Four women now have protection orders out against Robert James McAllister who has begun a jail term for assaulting two of them.
The 32-year-old has 59 previous convictions, mainly for violence, dishonesty, and drug use. Eleven of the convictions involve breaches of various court orders and sentences.
Judge Alistair Garland ruled out home detention at his latest Christchurch District Court sentencing, and jailed him for two years on charges of assault with intent to injure, assaulting a woman, breach of a protection order, and breach of intensive supervision.
The two latest victims read their views to the court. One was devastated, Justice Alistair Garland noted, but the other had found it in her heart to forgive him and wanted him to get the help he needs.
Judge Garland agreed that he needed that help and ordered six months of special conditions after his release from prison, when he will have to undertake treatment and counselling as directed.
The court was told that McAllister arrived at one of the women’s homes on February 24 and began yelling and abusing her for not telling him one of his ex-partners had moved back to Christchurch.
He grabbed her and pushed her, and when she fell he stood over her and said he would “smash” her if she moved.
When she tried to escape he chased her and grabbed her from behind with his arms across her upper body and mouth. She struggled for breath. He punched her in the side of the head, knocking her down.
McAllister said he had nothing to lose and was going to kill himself. He knocked her down again with a punch to the temple and the woman said it felt like he then stomped on her back.
By the time she had calmed him down and left the address, the assault had gone on for more than an hour. The woman was left bruised and swollen, and had a torn ligament from a twisted knee.

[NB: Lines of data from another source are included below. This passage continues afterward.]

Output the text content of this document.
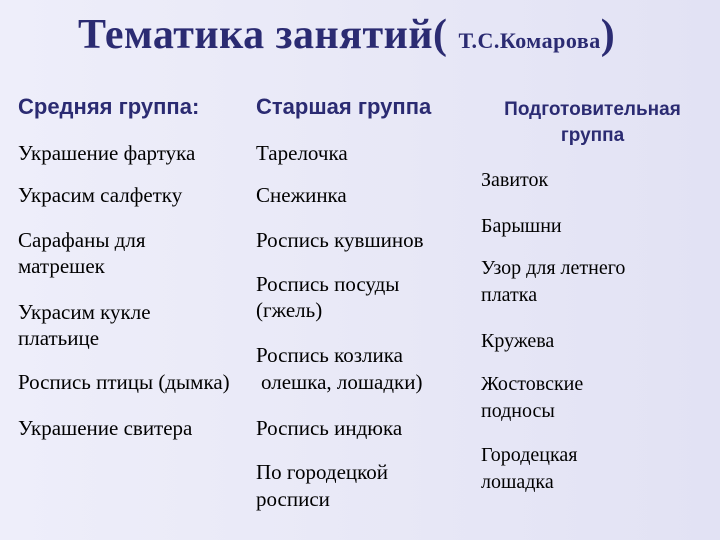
Тематика занятий( Т.С.Комарова)
Средняя группа:	Старшая группа	Подготовительная
группа
Украшение фартука
Украсим салфетку
Сарафаны для
матрешек
Украсим кукле
платьице
Роспись птицы (дымка)
Украшение свитера
Тарелочка
Снежинка
Роспись кувшинов
Роспись посуды
(гжель)
Роспись козлика
олешка, лошадки)
Роспись индюка
По городецкой
росписи
Завиток
Барышни
Узор для летнего
платка
Кружева
Жостовские
подносы
Городецкая
лошадка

The next assault happened with another victim on March 15, at the house where McAllister was boarding. He became increasingly paranoid and accused her of spying for the police. He put her in a headlock and punched her in the head several times. When she screamed he placed a hand over her mouth.
Judge Garland told the man: “It is clear that your inability to manage your negative thoughts and feelings relating to relationships, combined with your use of methamphetamine have again culminated in serious assaults on two different women in a short period of time.”
The probation report recommended a jail term, including a drug treatment programme and sessions with a psychiatrist.
The second victim thought that a residential rehabilitation programme would be better than imprisonment, and defence counsel Craig Fletcher urged that home detention be imposed.
Judge Garland told McAllister: “You acknowledge the impact that drugs have had on your behaviour. You have apologised to each of the victims. You want to address your drug and psychological issues.”
But the judge said the reality was that there were inadequate residential rehabilitation facilities to deal with people who had obvious drug issues.